Meditation and Mentalization
Meditation and mentalization are therapeutic techniques used to manage one’s thoughts and process negative emotions. The mind is the most powerful component in relationships and interactions with other people. Meditation and mentalization can be used to better understand the connections between oneself and other people, imagining in detail the thoughts and feelings of others.
Did you know?
that meditation and mentalization are often used to treat people with Borderline Personality Disorder (BPD)? People with BPD are unable to objectively imagine the thoughts and emotions of others with regard to their own. This can impose stress on relationships, preventing intimacy and leading to impulsive behaviors. Meditation and mentalization therapy can increase the capacity to understand the thoughts, feelings, and behaviors of others in a relationship.
Frequently Asked Questions
Could I benefit from meditation and mentalization?

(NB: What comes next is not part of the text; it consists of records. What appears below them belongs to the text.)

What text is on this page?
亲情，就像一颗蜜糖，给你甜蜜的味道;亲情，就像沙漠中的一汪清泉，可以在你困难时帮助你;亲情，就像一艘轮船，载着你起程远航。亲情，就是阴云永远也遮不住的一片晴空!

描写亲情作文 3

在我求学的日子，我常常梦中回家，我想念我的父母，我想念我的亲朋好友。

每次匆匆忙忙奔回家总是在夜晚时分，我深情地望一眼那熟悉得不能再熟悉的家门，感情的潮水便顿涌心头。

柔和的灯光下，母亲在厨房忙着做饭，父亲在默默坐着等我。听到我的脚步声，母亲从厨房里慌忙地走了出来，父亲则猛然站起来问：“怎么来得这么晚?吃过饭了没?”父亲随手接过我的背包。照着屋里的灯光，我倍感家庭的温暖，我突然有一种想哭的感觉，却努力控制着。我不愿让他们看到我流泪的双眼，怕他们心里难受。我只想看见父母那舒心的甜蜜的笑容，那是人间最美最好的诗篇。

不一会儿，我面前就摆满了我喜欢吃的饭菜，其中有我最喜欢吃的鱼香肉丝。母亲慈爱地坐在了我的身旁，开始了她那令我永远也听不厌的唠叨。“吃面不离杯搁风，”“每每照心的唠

You may be able to benefit from meditation and mentalization therapy if you have stresses stemming from conflicts or disagreements with other people. Whether these differences are ongoing or in the past, it can be difficult to manage them in a healthy way if you are unable to recognize and show empathy for the thoughts and feelings of other parties involved. If you think meditation and mentalization could be right for you, schedule a visit with your therapist.

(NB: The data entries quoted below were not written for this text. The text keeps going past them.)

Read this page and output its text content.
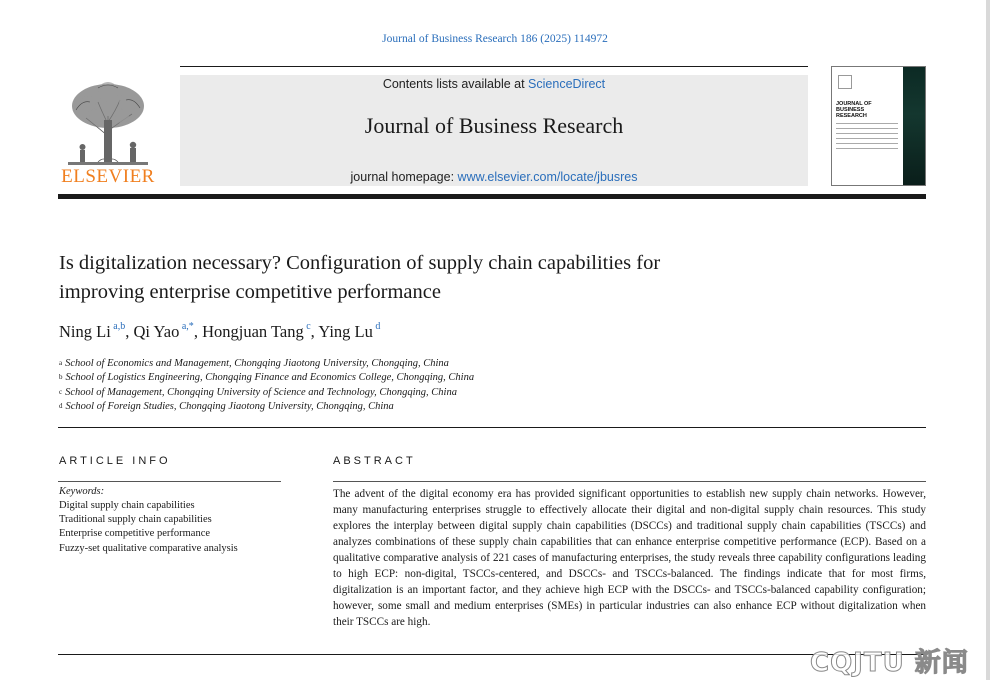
Journal of Business Research 186 (2025) 114972
ELSEVIER
Contents lists available at ScienceDirect
Journal of Business Research
journal homepage: www.elsevier.com/locate/jbusres
JOURNAL OF
BUSINESS
RESEARCH
Is digitalization necessary? Configuration of supply chain capabilities for
improving enterprise competitive performance
Ning Li $^{a,b}$, Qi Yao $^{a,*}$, Hongjuan Tang $^c$, Ying Lu $^d$
$^a$ School of Economics and Management, Chongqing Jiaotong University, Chongqing, China
$^b$ School of Logistics Engineering, Chongqing Finance and Economics College, Chongqing, China
$^c$ School of Management, Chongqing University of Science and Technology, Chongqing, China
$^d$ School of Foreign Studies, Chongqing Jiaotong University, Chongqing, China
ARTICLE INFO
Keywords:
Digital supply chain capabilities
Traditional supply chain capabilities
Enterprise competitive performance
Fuzzy-set qualitative comparative analysis
ABSTRACT
The advent of the digital economy era has provided significant opportunities to establish new supply chain networks. However, many manufacturing enterprises struggle to effectively allocate their digital and non-digital supply chain resources. This study explores the interplay between digital supply chain capabilities (DSCCs) and traditional supply chain capabilities (TSCCs) and analyzes combinations of these supply chain capabilities that can enhance enterprise competitive performance (ECP). Based on a qualitative comparative analysis of 221 cases of manufacturing enterprises, the study reveals three capability configurations leading to high ECP: non-digital, TSCCs-centered, and DSCCs- and TSCCs-balanced. The findings indicate that for most firms, digitalization is an important factor, and they achieve high ECP with the DSCCs- and TSCCs-balanced capability configuration; however, some small and medium enterprises (SMEs) in particular industries can also enhance ECP without digitalization when their TSCCs are high.
CQJTU 新闻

What should I expect during a meditation and mentalization session?
In order to reap the greatest benefits from meditation and mentalization, you should consult with a therapist. You’ll be asked about your goals for therapy and instructed on the basic processes of both meditation and mentalization. During the meditation phase, you’ll be asked to concentrate on a single object or thought. Your focus will then shift to a state of awareness, relaxation, and peace. The final phase involves connecting your sense of awareness and peace with your body.
During mentalization, you’ll be guided through a process of evaluating your thoughts and feelings, as well as those of the people around you. This may be in association with a specific circumstance, such as a misunderstanding between you and a family member or co-worker. You’ll be asked to imagine experiencing that situation from the other party’s perspective, mentalizing their thoughts and emotions throughout.
Is there anything I can do to improve my results?
Yes. If you are undergoing mentalization therapy to help you overcome or heal from a painful relationship or experience, it is important to avoid all assumptions during the process. It is easy to assume the intentions of other people without actually knowing them. Letting go of assumptions and embracing the humanity of people who have caused you pain can be a powerful tool in managing your conflicts and avoiding impulsive responses.